Effective IEP processes help shape the future for students with special education needs. The experiences of these students at school, including the relationships they form, are the foundation for their life in the wider community.

Success for IEP team members might sound like this…

  • The classroom teacher: “I see all students as active and capable learners. I’m an effective teacher – I know all the students in my class, what they bring to their learning, and how I can best support them to learn. I feel confident about using adaptations and differentiations to support them. I report on their progress and achievement.”
  • The student: “You know who I am – you value and accept the way I am and notice what I do. You know what I have learned and how I learn best. I know what I can do and what I need to do next. I know what I am working towards and how this will help me get to where I want to be later. I have friends. I am happy at school.”

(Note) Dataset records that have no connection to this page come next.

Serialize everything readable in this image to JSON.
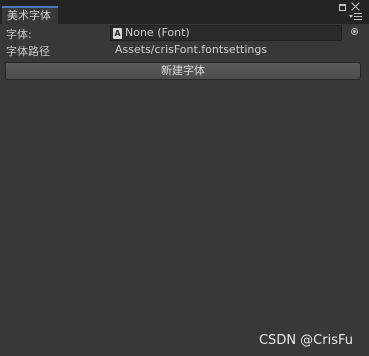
{
  "tab": {
    "title": "美术字体"
  },
  "window_buttons": {
    "icons": [
      "maximize-icon",
      "close-icon",
      "menu-icon"
    ]
  },
  "font_row": {
    "label": "字体:",
    "value": "None (Font)",
    "icon": "font-icon"
  },
  "path_row": {
    "label": "字体路径",
    "value": "Assets/crisFont.fontsettings"
  },
  "create_button": {
    "label": "新建字体"
  },
  "watermark": {
    "text": "CSDN @CrisFu"
  },
  "colors": {
    "background": "#383838",
    "tabbar": "#242424",
    "tab_accent": "#4a78c2",
    "field": "#2a2a2a",
    "button": "#555555"
  }
}
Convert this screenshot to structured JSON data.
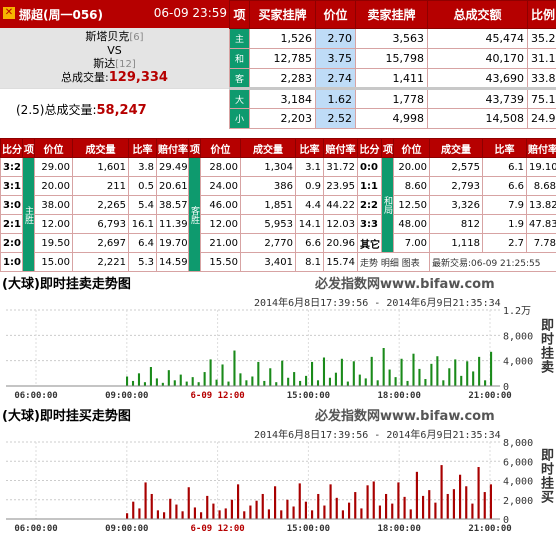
{
  "header": {
    "league": "挪超(周一056)",
    "datetime": "06-09 23:59",
    "home_team": "斯塔贝克",
    "home_rank": "[6]",
    "vs": "VS",
    "away_team": "斯达",
    "away_rank": "[12]",
    "total_label": "总成交量:",
    "total_value": "129,334",
    "ou_label": "(2.5)总成交量:",
    "ou_value": "58,247"
  },
  "market": {
    "columns": [
      "项",
      "买家挂牌",
      "价位",
      "卖家挂牌",
      "总成交额",
      "比例"
    ],
    "rows": [
      {
        "item": "主",
        "buy": "1,526",
        "price": "2.70",
        "sell": "3,563",
        "total": "45,474",
        "ratio": "35.2"
      },
      {
        "item": "和",
        "buy": "12,785",
        "price": "3.75",
        "sell": "15,798",
        "total": "40,170",
        "ratio": "31.1"
      },
      {
        "item": "客",
        "buy": "2,283",
        "price": "2.74",
        "sell": "1,411",
        "total": "43,690",
        "ratio": "33.8"
      },
      {
        "item": "大",
        "buy": "3,184",
        "price": "1.62",
        "sell": "1,778",
        "total": "43,739",
        "ratio": "75.1"
      },
      {
        "item": "小",
        "buy": "2,203",
        "price": "2.52",
        "sell": "4,998",
        "total": "14,508",
        "ratio": "24.9"
      }
    ]
  },
  "score_table": {
    "columns": [
      "比分",
      "项",
      "价位",
      "成交量",
      "比率",
      "赔付率",
      "项",
      "价位",
      "成交量",
      "比率",
      "赔付率",
      "比分",
      "项",
      "价位",
      "成交量",
      "比率",
      "赔付率"
    ],
    "group_labels": {
      "home": "主胜",
      "away": "客胜",
      "draw": "和局"
    },
    "rows": [
      [
        "3:2",
        "29.00",
        "1,601",
        "3.8",
        "29.49",
        "28.00",
        "1,304",
        "3.1",
        "31.72",
        "0:0",
        "20.00",
        "2,575",
        "6.1",
        "19.10"
      ],
      [
        "3:1",
        "20.00",
        "211",
        "0.5",
        "20.61",
        "24.00",
        "386",
        "0.9",
        "23.95",
        "1:1",
        "8.60",
        "2,793",
        "6.6",
        "8.68"
      ],
      [
        "3:0",
        "38.00",
        "2,265",
        "5.4",
        "38.57",
        "46.00",
        "1,851",
        "4.4",
        "44.22",
        "2:2",
        "12.50",
        "3,326",
        "7.9",
        "13.82"
      ],
      [
        "2:1",
        "12.00",
        "6,793",
        "16.1",
        "11.39",
        "12.00",
        "5,953",
        "14.1",
        "12.03",
        "3:3",
        "48.00",
        "812",
        "1.9",
        "47.83"
      ],
      [
        "2:0",
        "19.50",
        "2,697",
        "6.4",
        "19.70",
        "21.00",
        "2,770",
        "6.6",
        "20.96",
        "其它",
        "7.00",
        "1,118",
        "2.7",
        "7.78"
      ],
      [
        "1:0",
        "15.00",
        "2,221",
        "5.3",
        "14.59",
        "15.50",
        "3,401",
        "8.1",
        "15.74",
        "",
        "",
        "",
        "",
        ""
      ]
    ],
    "footer_links": "走势 明细 图表",
    "last_trade": "最新交易:06-09 21:25:55"
  },
  "chart1": {
    "title": "(大球)即时挂卖走势图",
    "site": "必发指数网www.bifaw.com",
    "range": "2014年6月8日17:39:56 - 2014年6月9日21:35:34",
    "ylabel": "即时挂卖",
    "color": "#1a8a1a"
  },
  "chart2": {
    "title": "(大球)即时挂买走势图",
    "site": "必发指数网www.bifaw.com",
    "range": "2014年6月8日17:39:56 - 2014年6月9日21:35:34",
    "ylabel": "即时挂买",
    "color": "#a80000"
  },
  "chart_data": [
    {
      "type": "bar",
      "title": "(大球)即时挂卖走势图",
      "ylabel": "即时挂卖",
      "x_ticks": [
        "06:00:00",
        "09:00:00",
        "6-09 12:00",
        "15:00:00",
        "18:00:00",
        "21:00:00"
      ],
      "y_ticks": [
        "1.2万",
        "8,000",
        "4,000",
        "0"
      ],
      "ylim": [
        0,
        12000
      ],
      "values": [
        1500,
        800,
        2000,
        600,
        3000,
        1200,
        500,
        2500,
        900,
        1800,
        700,
        1400,
        600,
        2200,
        4200,
        1000,
        3400,
        700,
        5600,
        2000,
        900,
        1500,
        3800,
        800,
        2800,
        600,
        4000,
        1300,
        2200,
        800,
        1600,
        3800,
        900,
        4500,
        1300,
        2100,
        4300,
        700,
        3900,
        1800,
        1200,
        4600,
        900,
        6000,
        2600,
        1400,
        4300,
        800,
        5100,
        2700,
        1100,
        3500,
        4700,
        900,
        2800,
        4200,
        1600,
        3900,
        2300,
        4600,
        900,
        5400
      ]
    },
    {
      "type": "bar",
      "title": "(大球)即时挂买走势图",
      "ylabel": "即时挂买",
      "x_ticks": [
        "06:00:00",
        "09:00:00",
        "6-09 12:00",
        "15:00:00",
        "18:00:00",
        "21:00:00"
      ],
      "y_ticks": [
        "8,000",
        "6,000",
        "4,000",
        "2,000",
        "0"
      ],
      "ylim": [
        0,
        8000
      ],
      "values": [
        600,
        1800,
        1100,
        3800,
        2600,
        900,
        700,
        2100,
        1500,
        800,
        3300,
        1200,
        700,
        2400,
        1600,
        900,
        1100,
        2000,
        3600,
        800,
        1400,
        1900,
        2600,
        1000,
        3400,
        900,
        2000,
        1300,
        3700,
        1800,
        900,
        2600,
        1400,
        3600,
        2200,
        900,
        1700,
        2800,
        1100,
        3500,
        3900,
        1400,
        2600,
        1600,
        3800,
        2300,
        1000,
        4900,
        2400,
        3000,
        1700,
        5600,
        2600,
        3100,
        4600,
        3400,
        1600,
        5400,
        2800,
        3600
      ]
    }
  ]
}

  • The parents/caregiver, whānau, hapū, iwi, and other communities: “We feel that time is made for us. We are involved in the team process, our views are respected, and our contribution to our child’s education is acknowledged. We are listened to and well-informed as part of the team. We are confident that you know and care for our child. Our child is making progress and achieving. We know what their achievement looks like and how we can support it.”
  • The school leader(s): “I have the information I need to make decisions about the quality of teaching and learning in my school. I look at the school and classroom environment and consider the ways to overcome barriers to learning that students may encounter. I’m confident that I can accurately report on the progress and achievement of all students in my school.”
  • The wider team: “I am a valued member of an effective collaborative team. I understand the student, their strengths, and their needs. I understand my role and my contribution to the teaching, learning, and progress of the student.”